Do Mental Health Illnesses Trigger Eating Disorders?

 Do Mental Health Illnesses Trigger Eating Disorders?

Eating disorders might be one of the most common, yet deadliest mental health disorders. Anorexia nervosa, bulimia nervosa, and binge eating are some of the most common ones. People diagnosed with such issues have to face some adverse effects in their teens and even adolescent years.

These eating disorders can occur due to several reasons. Some of the most common ones include low self-esteem, mental health disorders, substance abuse neglect, or past traumatic experience. Statistics show that as many as 5% of the population suffers from different eating disorders.

In addition to this, eating disorders can sometimes pair up with other psychiatric disorders like depression, anxiety, obsessive-compulsive disorder, and much more. During this time, one should opt for a safe choice and visit a psychiatrist. These experts will not only study your behavior but also look at the history, genes, and heredity and treat you accordingly.

These mental illnesses seem to affect you mentally, but unfortunately, that is not the case. Consistent symptoms can lead to eating disorders. Some of the most common ones have been addressed below. Let’s take a look at them!

Bulimia Nervosa

Individuals with Bulimia Nervosa binge eat on the ‘forbidden high-calorie foods. This means that these people tend to eat a large amount of food in a short period, to the point of nausea and discomfort. Such people call it a compensatory behavior that happens once a week to prevent weight gain.

Moreover, these people are excessively preoccupied with thoughts of food, weight, or shape that can negatively or disproportionately affect their self-worth. Configuring bulimia is quite difficult even for those around as it often goes unnoticed. The person suffering from this does not seem underweight. However, possible signs include chronic sore throat, heartburn, diarrhea, feeling dizzy, or fainting.

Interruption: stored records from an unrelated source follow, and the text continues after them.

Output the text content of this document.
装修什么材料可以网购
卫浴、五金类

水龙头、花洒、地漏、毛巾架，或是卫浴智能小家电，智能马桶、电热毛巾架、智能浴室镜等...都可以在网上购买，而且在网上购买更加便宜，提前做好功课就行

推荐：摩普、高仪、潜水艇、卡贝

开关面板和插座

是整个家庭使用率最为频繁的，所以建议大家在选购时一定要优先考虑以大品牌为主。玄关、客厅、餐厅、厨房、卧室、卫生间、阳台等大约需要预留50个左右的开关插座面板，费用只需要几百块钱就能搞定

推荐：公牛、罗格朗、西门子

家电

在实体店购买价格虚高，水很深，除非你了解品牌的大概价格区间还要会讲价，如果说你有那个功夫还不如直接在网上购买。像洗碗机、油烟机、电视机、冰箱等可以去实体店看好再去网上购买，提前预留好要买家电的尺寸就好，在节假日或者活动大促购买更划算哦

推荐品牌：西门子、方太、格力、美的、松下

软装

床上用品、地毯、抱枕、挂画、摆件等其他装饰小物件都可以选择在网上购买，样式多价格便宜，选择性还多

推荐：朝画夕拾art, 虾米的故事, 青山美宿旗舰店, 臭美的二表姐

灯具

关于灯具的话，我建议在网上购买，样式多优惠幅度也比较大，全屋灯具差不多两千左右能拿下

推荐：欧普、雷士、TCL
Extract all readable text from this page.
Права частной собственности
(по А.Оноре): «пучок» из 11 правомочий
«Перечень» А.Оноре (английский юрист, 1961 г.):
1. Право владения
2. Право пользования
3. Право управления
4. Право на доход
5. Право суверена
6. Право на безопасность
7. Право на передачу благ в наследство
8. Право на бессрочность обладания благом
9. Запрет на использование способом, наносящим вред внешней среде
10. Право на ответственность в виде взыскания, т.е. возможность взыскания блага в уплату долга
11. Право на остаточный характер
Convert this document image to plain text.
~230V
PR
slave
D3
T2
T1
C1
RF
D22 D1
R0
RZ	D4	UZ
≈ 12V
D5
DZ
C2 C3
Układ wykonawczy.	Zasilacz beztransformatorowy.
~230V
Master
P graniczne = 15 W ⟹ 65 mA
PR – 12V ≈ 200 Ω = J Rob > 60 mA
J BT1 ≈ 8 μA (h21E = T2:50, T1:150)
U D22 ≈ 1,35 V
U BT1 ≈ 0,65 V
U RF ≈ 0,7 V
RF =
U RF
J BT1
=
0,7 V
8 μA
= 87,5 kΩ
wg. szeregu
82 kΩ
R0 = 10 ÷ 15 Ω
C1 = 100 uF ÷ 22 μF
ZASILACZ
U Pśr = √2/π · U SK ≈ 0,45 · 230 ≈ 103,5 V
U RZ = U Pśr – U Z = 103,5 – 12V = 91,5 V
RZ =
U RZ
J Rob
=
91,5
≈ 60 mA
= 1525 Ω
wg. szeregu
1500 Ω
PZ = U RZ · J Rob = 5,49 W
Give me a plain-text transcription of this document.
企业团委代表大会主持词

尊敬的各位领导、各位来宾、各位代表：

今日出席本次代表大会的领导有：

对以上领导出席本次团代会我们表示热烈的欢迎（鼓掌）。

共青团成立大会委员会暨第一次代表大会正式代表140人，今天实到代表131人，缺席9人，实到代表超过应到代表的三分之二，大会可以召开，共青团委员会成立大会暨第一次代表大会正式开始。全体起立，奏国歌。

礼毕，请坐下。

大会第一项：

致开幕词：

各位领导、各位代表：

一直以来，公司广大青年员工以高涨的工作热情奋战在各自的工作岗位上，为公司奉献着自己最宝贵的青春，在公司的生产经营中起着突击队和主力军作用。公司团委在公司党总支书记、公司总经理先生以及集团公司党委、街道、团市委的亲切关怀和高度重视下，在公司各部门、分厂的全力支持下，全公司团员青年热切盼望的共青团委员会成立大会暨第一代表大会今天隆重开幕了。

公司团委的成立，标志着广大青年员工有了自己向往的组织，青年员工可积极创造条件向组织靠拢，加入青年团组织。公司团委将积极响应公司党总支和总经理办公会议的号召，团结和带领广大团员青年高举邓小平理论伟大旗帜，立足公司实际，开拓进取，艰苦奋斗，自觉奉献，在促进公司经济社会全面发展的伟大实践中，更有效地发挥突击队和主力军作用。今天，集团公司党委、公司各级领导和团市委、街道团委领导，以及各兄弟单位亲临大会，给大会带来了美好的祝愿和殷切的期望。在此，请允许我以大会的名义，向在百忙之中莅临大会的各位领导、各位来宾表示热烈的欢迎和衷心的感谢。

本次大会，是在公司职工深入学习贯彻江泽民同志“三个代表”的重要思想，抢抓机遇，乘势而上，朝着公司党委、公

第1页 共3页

Outpatient cognitive behavior therapy remains quite promising. It helps normalize the eating behavior and also manage thoughts. Therapists sometimes also recommend the use of antidepressants to decrease the urges in binge eating and vomiting.

Anorexia Nervosa (Self-Starvation)

People suffering from Anorexia Nervosa are driven by an intense fear of gaining weight or becoming fat. Commonly characterized by self-starvation and weight loss, it results in a low BLI. Amongst other disorders, anorexia nervosa is considered a very serious condition and highest mortality rate.

Those who have anorexia nervosa can either be of the restricting type, where they excessively lose weight, or intermittent binge-eating type. Over time, as these symptoms prolong they can affect the behaviors too. Some of the common examples include dizziness, intolerance, muscle weakness, depression, and even stress fractures.

Treating such patients begins with normalizing their eating and weight control behavior. Health experts sometimes look for ways to incorporate a balanced diet and nutrition plan for their clients. Along with this, therapies also help to reinforce the diet and eating patterns for healthy growth.

Binge Eating Disorders

People who have episodes of binge eating, consume large amounts of food quickly and in large quantities. While doing so, they lose their sense of control over overeating. This haphazard consumption style can get chronic and subsequently, lead to serious health complications.

Cognitive-behavioral psychotherapy is used as a treatment method by some of the best psychiatrist in Dubai. This treatment helps people in identifying and changing the destructive thought patterns that may have a negative influence on behavior and emotions. Rather, these are replaced with more objective and realistic thoughts.


Pica is an eating disorder where a person repeatedly focuses on eating food that has no nutritional value. Such substances ingested vary with age and availability and include, paper, chalk, cloth, hair, soap, charcoal, clay, etc.

This eating behavior is inappropriate to the developmental level of the individual. Pica may first occur in childhood, adolescence, or adulthood. Anyone diagnosed with pica has a greater risk for coming across intestinal blockages or toxic effects of the substance consumed.

Testing for nutritional deficiencies helps address the problem. Along with that, behavioral intentions redirect the individual away and reward them for avoiding non-food items.

Rumination Disorder

People who have rumination disorder tend to repeatedly chew and regurgitate the food after eating. They voluntarily bring the food back to the mouth, re-chew, re-swallow, or spit it out. This eating disorder can occur in infancy, childhood, or even later in life.

To configure this behavior, it should happen repeatedly, or not as part of any other medical behavior. Once diagnosed, behavioral therapy remains a viable solution. It involves habitat reversal strategies, relaxation, diaphragmatic breathing, and biofeedback. This treatment configures the disordered pattern and works to fix it.

Moving Forward

Eating disorders take some time to completely show up. But once they are diagnosed with it, one should better hurry and look for treatment. For this, they can search out the best psychologist in Dubai, who are credible and reliable experts.  Their timely treatments can save you before they can trigger any other chronic illness.